ReplyDeletePlus, it's more flexible. You can buy things that aren't single physical objects at all, or that are part-shares of a much larger thing (I got another Maltron keyboard with three family members chipping in as gifts); you can buy personally fitted things that only you have the eye for (my sister got some new earrings); you can buy things where you know vaguely what sort of thing you want and the present-giver knows more (e.g. my dad asked for "a good laptop replacement" and we cooperated to decide what would do).
Note: the gift is not the cash, here: the cash is just the medium of exchange. The gift is *what is bought with* the cash, but we're exploiting the fact that cash *is* a medium of exchange to allow 1:many and many:1 relationships and cooperative relationships and multi-event, multi-person relationships (this present is my birthday and Christmas present to you, and my son's birthday present to you). You just can't do that with surprise presents: even if the buyers cooperate, the opportunity cost if the surprise present is undesired is too high (the one I just mentioned would have been *three* presents wasted at once).

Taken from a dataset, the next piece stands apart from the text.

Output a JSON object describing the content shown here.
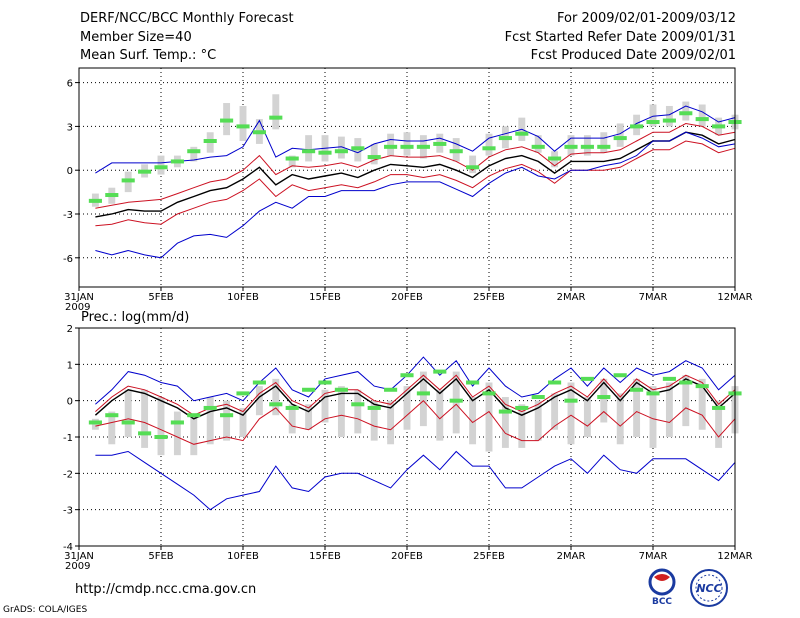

The only thing you lose is the surprise... but since half that time it's the surprise of disappointment I frankly don't think you're missing much. Surprise presents are good for children but once you're a teenager or an adult I think dispensing with the whole surprise nonsense is the right thing to do. You get the warm fuzzies of giving your loved ones stuff anyway, and then some extras because you *know* they'll appreciate it.
Exactly what my family does, and explained more eloquently than I ever could.
ReplyDeleteGreat and nice post. Thanks for sharing with us.